Across the valley, the succession of hills fades into a pale blur of haze as the heat of the day begins to build. The fields at the limit of vision are pale now, dry where the silage has been cut, wilted and gathered, leaving the matrix of deep green trees and hedgerows skeletally prominent.
There is no breeze to relieve the rising temperature, so I travel south along the coast in search of respite – hoping that the great thermal buffer of the sea will cool me down. I pause on the clifftop above Aberarth, looking across the expanse of Cardigan Bay to where the sea and sky merge. Both elements of the scene are an almost uniform blue, made slightly milky by a thin veil of insubstantial cloud. Only the darker, moving surface far offshore gives any real substance to the horizon; the nearly flat calm of the inshore waters leaves a white-sailed yacht with barely enough forward movement to maintain a heading.
At the shoreline itself, the brightness and heat are oppressive, both reflecting harshly upwards from the water surface. The tide is exceptionally low, leaving only a few inches of water in the river mouth. Gulls search without obvious enthusiasm around the weed-covered rocks at the margin of the stream, as the heat haze shimmers over the newly exposed boulders at the harbour entrance. While the coastal path is peaceful, and redolent with the coconut summer scent of the rampant gorse, I quickly begin to crave solid shade – something in short supply on these low cliffs.
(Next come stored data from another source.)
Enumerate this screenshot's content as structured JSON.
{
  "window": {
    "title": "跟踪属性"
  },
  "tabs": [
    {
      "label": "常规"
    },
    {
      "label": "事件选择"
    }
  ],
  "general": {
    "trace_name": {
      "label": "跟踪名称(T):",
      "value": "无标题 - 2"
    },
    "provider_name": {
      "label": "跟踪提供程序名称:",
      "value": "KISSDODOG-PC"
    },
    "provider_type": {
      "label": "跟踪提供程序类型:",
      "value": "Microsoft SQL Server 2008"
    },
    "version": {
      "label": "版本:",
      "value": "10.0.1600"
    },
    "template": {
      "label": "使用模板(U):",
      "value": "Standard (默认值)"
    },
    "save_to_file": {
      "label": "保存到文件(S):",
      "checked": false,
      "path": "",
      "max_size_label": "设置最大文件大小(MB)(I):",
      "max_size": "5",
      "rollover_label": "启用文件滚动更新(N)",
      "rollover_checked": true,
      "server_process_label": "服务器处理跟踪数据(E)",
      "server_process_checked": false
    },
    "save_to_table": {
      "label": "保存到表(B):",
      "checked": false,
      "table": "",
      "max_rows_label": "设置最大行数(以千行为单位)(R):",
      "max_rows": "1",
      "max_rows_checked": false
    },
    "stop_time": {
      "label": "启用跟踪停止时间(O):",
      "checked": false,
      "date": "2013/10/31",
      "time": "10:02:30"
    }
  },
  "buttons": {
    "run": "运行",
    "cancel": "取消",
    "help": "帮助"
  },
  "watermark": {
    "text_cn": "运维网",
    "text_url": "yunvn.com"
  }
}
Evening brings some relief as a sea breeze begins to build. The temperature is still much higher than seems reasonable, but as I retrace my route northward, the sun lowers through the thickening cloud on the horizon. As I watch, the light on the coastal plain near Llan-non fades from golden to blue, the curve of the coast beyond fading once again into mist and half-remembered features. Then, slowly, I carry on – driven by thoughts of chilled beer and the cool of a night-time garden.